I came to bury the League Cup, not to praise it…
The dappled half-light of Lake Garda was too much of a draw to plug into iFollow. When I saw the team to play Swansea last night, it confirmed that if Karl Robinson doesn’t care for the tournament, then neither should I.
The League Cup is our competition, it made our name, it gave us our history and saved us in ways we often miss. Had Jim Smith not been able to use it as a catapult towards the big league in the 1980s, would he have retuned in 2006 to help wrestle the club from Firoz Kassam? I doubt it. Would we have sustained decent crowds in The Conference? Probably not. Without the League Cup, I suspect our history would be very different.
But it’s changed; you can resist it and deny it, but it has. Its original purpose was to give additional commercial opportunities to impoverished clubs between the start of the season and the start of the FA Cup. It served a purpose, it added value, with a rare trip to Wembley for the finalists, there was prestige. Now it gets in the way, the early rounds are little more than a pre-season friendly after the season starts.

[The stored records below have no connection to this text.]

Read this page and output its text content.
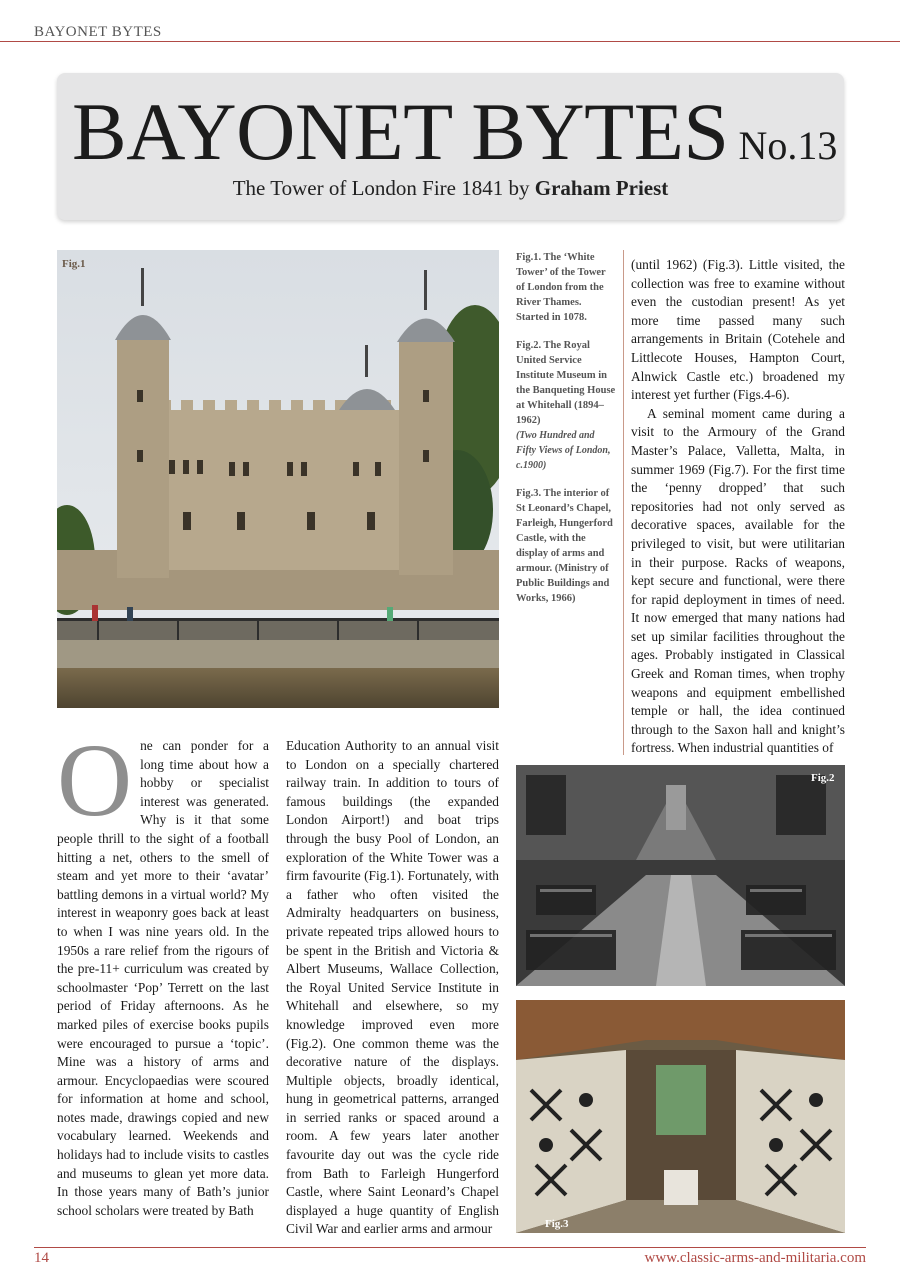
BAYONET BYTES
BAYONET BYTES No.13
The Tower of London Fire 1841 by Graham Priest
Fig.1

Fig.1. The ‘White Tower’ of the Tower of London from the River Thames. Started in 1078.

Fig.2. The Royal United Service Institute Museum in the Banqueting House at Whitehall (1894–1962)
(Two Hundred and Fifty Views of London, c.1900)

Fig.3. The interior of St Leonard’s Chapel, Farleigh, Hungerford Castle, with the display of arms and armour. (Ministry of Public Buildings and Works, 1966)

(until 1962) (Fig.3). Little visited, the collection was free to examine without even the custodian present! As yet more time passed many such arrangements in Britain (Cotehele and Littlecote Houses, Hampton Court, Alnwick Castle etc.) broadened my interest yet further (Figs.4-6).

A seminal moment came during a visit to the Armoury of the Grand Master’s Palace, Valletta, Malta, in summer 1969 (Fig.7). For the first time the ‘penny dropped’ that such repositories had not only served as decorative spaces, available for the privileged to visit, but were utilitarian in their purpose. Racks of weapons, kept secure and functional, were there for rapid deployment in times of need. It now emerged that many nations had set up similar facilities throughout the ages. Probably instigated in Classical Greek and Roman times, when trophy weapons and equipment embellished temple or hall, the idea continued through to the Saxon hall and knight’s fortress. When industrial quantities of

Fig.2
Fig.3
O ne can ponder for a long time about how a hobby or specialist interest was generated. Why is it that some people thrill to the sight of a football hitting a net, others to the smell of steam and yet more to their ‘avatar’ battling demons in a virtual world? My interest in weaponry goes back at least to when I was nine years old. In the 1950s a rare relief from the rigours of the pre-11+ curriculum was created by schoolmaster ‘Pop’ Terrett on the last period of Friday afternoons. As he marked piles of exercise books pupils were encouraged to pursue a ‘topic’. Mine was a history of arms and armour. Encyclopaedias were scoured for information at home and school, notes made, drawings copied and new vocabulary learned. Weekends and holidays had to include visits to castles and museums to glean yet more data. In those years many of Bath’s junior school scholars were treated by Bath

Education Authority to an annual visit to London on a specially chartered railway train. In addition to tours of famous buildings (the expanded London Airport!) and boat trips through the busy Pool of London, an exploration of the White Tower was a firm favourite (Fig.1). Fortunately, with a father who often visited the Admiralty headquarters on business, private repeated trips allowed hours to be spent in the British and Victoria & Albert Museums, Wallace Collection, the Royal United Service Institute in Whitehall and elsewhere, so my knowledge improved even more (Fig.2). One common theme was the decorative nature of the displays. Multiple objects, broadly identical, hung in geometrical patterns, arranged in serried ranks or spaced around a room. A few years later another favourite day out was the cycle ride from Bath to Farleigh Hungerford Castle, where Saint Leonard’s Chapel displayed a huge quantity of English Civil War and earlier arms and armour

14	www.classic-arms-and-militaria.com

You had to have patience to enjoy it; it wasn’t the explosive knock-out of the FA Cup. Games would be over two legs often weeks apart, in later rounds there would be replays and second replays, now there isn’t even extra-time. The manager’s ultimate objective seems to play the least-best team to get by; an eternal game of one-downsmanship. The only next step is to deliberately lose. That’s a big step, but if you don’t care about winning, then losing isn’t such a big thing.
Boris Johnson was right about one thing, but only one, the herd instinct is strong; and the herd has moved on from the League Cup. When I checked my phone after 25 minutes and we were two down, I’d moved on too. It was time to declare it meaningless.

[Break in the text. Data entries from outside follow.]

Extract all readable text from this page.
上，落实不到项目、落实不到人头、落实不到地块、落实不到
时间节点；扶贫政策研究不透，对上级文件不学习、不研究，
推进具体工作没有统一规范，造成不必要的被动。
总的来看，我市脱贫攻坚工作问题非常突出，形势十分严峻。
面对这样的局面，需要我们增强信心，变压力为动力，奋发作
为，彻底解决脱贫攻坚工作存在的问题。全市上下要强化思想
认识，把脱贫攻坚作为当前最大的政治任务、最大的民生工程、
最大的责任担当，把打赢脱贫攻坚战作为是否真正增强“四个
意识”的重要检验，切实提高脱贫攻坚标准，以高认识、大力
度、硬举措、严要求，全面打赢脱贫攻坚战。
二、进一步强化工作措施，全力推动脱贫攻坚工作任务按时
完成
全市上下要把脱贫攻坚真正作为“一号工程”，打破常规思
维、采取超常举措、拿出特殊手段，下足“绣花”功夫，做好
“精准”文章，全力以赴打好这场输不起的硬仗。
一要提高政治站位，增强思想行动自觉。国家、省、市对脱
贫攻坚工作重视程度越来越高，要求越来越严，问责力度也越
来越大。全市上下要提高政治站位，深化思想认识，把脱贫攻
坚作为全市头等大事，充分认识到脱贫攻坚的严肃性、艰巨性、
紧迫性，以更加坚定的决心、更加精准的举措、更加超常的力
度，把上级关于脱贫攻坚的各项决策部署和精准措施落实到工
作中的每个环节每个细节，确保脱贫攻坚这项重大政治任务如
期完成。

Mountains and lakes have a funny way of giving you a perspective of what’s important and what isn’t. I wondered why we’re bothering to flog this dead duck, when you’re the smaller team and playing at home, and you’re still making eight changes, it’s clear how important it really is.
There were people perambulating along the lake, a few children jumping off the jetty and goups of young, tanned, beautiful Germans and Italians sitting on the grass as my phone announced that Alex Gorrin had pulled one back. If it had meaning in the confides of the Kassam Stadium, apart from it’s great to see him back playing, it didn’t reach the province of Trentino.

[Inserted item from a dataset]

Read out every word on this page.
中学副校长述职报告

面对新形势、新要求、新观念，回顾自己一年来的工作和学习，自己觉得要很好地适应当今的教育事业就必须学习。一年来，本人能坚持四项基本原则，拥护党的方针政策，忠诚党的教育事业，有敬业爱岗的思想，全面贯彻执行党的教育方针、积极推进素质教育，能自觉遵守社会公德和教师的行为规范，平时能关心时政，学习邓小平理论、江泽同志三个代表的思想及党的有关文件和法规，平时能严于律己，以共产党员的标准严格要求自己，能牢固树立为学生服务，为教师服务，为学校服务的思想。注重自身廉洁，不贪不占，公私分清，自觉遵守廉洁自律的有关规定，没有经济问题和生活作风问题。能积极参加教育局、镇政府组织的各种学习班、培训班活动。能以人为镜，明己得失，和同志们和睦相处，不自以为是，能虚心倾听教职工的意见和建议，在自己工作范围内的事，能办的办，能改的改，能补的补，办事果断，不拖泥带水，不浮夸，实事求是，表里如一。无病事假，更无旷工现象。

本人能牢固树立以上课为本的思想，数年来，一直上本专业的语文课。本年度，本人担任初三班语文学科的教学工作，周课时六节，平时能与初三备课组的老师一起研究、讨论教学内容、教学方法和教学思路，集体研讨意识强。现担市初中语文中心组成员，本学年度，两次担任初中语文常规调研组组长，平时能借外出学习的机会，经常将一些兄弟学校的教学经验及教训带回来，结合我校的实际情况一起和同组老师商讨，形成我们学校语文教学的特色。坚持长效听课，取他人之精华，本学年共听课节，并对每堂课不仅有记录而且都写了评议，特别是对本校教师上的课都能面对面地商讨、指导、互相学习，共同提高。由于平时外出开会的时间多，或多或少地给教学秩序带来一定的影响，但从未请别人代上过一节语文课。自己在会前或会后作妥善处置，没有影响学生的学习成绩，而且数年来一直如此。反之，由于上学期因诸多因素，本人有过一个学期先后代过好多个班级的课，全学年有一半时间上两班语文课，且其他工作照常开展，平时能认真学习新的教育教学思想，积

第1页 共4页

We were back in our apartment as the game drew to a close, I tapped refresh to get confirmation that it was over when suddenly, there it was, Brannagan. Goal. Isn’t that just typical?
Penalties came thick and fast, if you follow both Oxford Mail and the official account on Twitter, then everything is double-time and sometimes out of sequence. Green tick emojis invaded my timeline, everyone was converting their spot kicks, then a red cross, McGinty saves. For the second game running, the hero appears from a file marked ‘Ones For The Future’. They seem to be for the now.
And, as if pre-scipted, here’s Cameron Brannagan to finish the job. Brannagan’s like Paul McCartney; others battle away playing their best songs, then Brannagan takes to the stage, breaks out Hey Jude and brings the house down.
As the ball hits the net, it all means something again, the mechanics of the tie – two goals down, a fortuitous first, a last minute equaliser, a win on penalties against a Championship side – mirrors our 2019 win over Millwall; the last first round game in front of a crowd at The Kassam. That enabled a 4-0 win over West Ham, a breathtaking sweep of Sunderland and a full-house quarter-final against Manchester City. Maybe this thing does still have meaning, you just need a little more patience to enjoy it.